Making-of: My SEO and GEO Tool

I always wanted an SEO tool that gets to the essentials fast and without detours — no subscription trap, no login, no twelve dashboards to click through just to answer a simple question: is this page technically clean, and is it understood by classic search engines and by AI systems? So I built it. This article is the making-of: the motivations, the architecture, and above all the real calculation logic behind it — with code you can lift verbatim. The finished tool runs for free at jpkc.com/tools/seo/.

Why build my own tool at all

After a good 25 years on the web I know all the SEO suites. They can do a lot, cost money every month, and hide the two or three numbers that actually matter behind mountains of features I never touch 90 % of. For a quick look at a single URL — "is the foundation solid?" — that's like renting an excavator to dig a hole for a tomato plant.

What I was missing was a tool with three properties:

Instant and account-free. URL in, analysis out. No registration, no tracking, no "14 days free, then €99/month".
Honestly weighted. Not 200 micro-signals all equally loud, but the things up front that I judge — from experience — to matter for ranking and citation.
SEO and GEO. Classic search engine optimization and Generative Engine Optimization in one pass — because in 2026 both decide visibility. What GEO even is, I covered in depth in What is GEO?.

The decisive advantage of "build it yourself": I get to expose how the scoring works. With the big tools the score is a black box. Here every point is traceable — and that's exactly what I'll show you now.

The architecture: proxy plus browser

The first fundamental decision was technical. An SEO analysis needs to see a page's raw HTTP traffic: status code, redirect chain, response headers, SSL certificate, timing. You can't do that from the browser — the same-origin policy and CORS forbid loading a foreign page including its headers. So it needed a server-side proxy in PHP that fetches the target page and hands the result back to the front end.

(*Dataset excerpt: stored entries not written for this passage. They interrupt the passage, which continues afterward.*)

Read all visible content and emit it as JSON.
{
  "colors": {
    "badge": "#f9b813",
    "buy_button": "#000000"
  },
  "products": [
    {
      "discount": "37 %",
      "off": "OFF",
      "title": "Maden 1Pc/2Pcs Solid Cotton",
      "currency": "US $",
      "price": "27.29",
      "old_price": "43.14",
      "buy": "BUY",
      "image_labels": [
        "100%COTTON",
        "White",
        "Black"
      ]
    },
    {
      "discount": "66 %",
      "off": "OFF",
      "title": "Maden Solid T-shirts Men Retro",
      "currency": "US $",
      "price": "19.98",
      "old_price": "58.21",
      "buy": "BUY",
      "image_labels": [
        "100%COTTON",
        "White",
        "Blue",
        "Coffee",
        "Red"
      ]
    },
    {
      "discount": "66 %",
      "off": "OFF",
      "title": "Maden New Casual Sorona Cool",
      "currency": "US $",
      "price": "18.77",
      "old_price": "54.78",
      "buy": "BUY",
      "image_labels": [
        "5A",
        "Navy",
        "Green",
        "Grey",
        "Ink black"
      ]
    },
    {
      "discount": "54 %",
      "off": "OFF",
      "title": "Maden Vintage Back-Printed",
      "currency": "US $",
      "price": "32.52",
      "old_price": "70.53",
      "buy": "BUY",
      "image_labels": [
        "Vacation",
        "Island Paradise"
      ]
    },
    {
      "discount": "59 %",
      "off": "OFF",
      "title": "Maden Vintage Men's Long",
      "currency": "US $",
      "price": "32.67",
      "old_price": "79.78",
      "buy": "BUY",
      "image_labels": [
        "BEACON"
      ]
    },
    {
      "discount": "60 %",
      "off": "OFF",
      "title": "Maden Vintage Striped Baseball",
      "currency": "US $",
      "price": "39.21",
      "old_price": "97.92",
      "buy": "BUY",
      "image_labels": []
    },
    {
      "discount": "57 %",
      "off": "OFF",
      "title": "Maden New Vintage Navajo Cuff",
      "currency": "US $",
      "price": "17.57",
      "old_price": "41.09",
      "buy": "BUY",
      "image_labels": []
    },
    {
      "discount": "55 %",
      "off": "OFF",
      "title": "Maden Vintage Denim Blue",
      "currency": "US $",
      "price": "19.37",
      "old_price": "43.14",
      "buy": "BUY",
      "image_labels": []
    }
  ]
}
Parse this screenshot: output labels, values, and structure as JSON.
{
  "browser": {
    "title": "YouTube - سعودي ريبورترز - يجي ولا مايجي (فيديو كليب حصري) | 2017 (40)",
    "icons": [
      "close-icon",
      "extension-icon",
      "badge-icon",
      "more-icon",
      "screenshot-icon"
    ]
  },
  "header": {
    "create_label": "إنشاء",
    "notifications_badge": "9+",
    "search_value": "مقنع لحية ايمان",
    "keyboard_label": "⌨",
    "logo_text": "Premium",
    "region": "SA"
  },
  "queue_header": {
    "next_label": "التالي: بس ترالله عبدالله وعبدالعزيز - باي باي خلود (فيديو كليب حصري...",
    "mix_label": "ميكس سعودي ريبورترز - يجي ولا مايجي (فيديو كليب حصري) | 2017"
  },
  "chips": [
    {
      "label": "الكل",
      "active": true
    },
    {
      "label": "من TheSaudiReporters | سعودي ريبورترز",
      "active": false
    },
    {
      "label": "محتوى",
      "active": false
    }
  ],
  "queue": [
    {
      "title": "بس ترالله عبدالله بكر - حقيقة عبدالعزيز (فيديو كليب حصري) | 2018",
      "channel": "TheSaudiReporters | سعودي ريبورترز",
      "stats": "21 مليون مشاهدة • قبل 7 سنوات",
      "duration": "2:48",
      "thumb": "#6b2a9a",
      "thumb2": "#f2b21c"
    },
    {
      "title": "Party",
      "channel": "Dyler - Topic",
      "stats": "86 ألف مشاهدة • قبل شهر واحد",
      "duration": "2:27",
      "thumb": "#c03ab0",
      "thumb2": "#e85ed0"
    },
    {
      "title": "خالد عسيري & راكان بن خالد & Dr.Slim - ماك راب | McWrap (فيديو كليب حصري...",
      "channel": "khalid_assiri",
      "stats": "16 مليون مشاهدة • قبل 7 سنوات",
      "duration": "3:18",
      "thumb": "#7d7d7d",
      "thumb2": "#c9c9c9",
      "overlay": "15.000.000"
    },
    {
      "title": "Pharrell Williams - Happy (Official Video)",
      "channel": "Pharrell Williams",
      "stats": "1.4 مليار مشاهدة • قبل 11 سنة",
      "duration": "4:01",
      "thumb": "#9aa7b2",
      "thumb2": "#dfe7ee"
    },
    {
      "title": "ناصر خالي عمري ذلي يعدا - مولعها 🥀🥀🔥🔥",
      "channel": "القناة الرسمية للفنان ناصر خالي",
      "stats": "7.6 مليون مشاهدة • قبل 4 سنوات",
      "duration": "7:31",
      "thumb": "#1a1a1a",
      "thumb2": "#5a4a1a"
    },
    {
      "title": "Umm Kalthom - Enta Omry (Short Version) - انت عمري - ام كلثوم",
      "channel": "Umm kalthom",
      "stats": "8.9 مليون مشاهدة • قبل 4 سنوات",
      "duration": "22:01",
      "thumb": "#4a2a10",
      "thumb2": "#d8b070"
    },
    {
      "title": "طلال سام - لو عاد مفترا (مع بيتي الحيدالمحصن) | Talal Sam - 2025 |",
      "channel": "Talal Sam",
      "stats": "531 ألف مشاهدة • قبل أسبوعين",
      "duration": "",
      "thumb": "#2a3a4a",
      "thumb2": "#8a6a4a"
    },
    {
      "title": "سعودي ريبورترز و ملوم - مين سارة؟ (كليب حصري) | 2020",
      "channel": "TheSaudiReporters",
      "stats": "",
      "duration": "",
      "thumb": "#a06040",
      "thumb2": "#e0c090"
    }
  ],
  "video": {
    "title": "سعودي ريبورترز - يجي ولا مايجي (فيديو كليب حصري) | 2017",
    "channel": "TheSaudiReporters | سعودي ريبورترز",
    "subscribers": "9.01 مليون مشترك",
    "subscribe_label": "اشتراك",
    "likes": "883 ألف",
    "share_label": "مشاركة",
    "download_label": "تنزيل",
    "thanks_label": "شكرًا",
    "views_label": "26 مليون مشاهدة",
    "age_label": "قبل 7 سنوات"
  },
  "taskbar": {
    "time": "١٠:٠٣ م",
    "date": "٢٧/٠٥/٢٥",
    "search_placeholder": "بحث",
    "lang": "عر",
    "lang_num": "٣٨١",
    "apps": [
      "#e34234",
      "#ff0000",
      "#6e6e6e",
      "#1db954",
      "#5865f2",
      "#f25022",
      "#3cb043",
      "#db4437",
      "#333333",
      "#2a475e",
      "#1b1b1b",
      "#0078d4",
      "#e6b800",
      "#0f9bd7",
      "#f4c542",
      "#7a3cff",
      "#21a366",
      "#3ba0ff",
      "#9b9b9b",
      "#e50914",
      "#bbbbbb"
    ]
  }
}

A proxy that fetches arbitrary URLs is, however, a classic SSRF risk (server-side request forgery): someone could request http://127.0.0.1/ or internal cloud metadata endpoints and reach things that were never meant to be public. That's why the proxy validates every URL — including every single redirect hop — against allowlist logic before it touches it:

function isPublicUrl( string $url, ?string &$error = null ): bool {

    if ( ! filter_var( $url, FILTER_VALIDATE_URL ) ) {
        $error = 'Invalid URL format';
        return false;
    }

    // http/https only — no file://, gopher://, dict:// etc.
    if ( ! str_starts_with( $url, 'http://' ) && ! str_starts_with( $url, 'https://' ) ) {
        $error = 'Only http/https URLs are allowed';
        return false;
    }

    $host     = parse_url( $url, PHP_URL_HOST );
    $bareHost = trim( (string) $host, '[]' );   // IPv6 arrives in [brackets]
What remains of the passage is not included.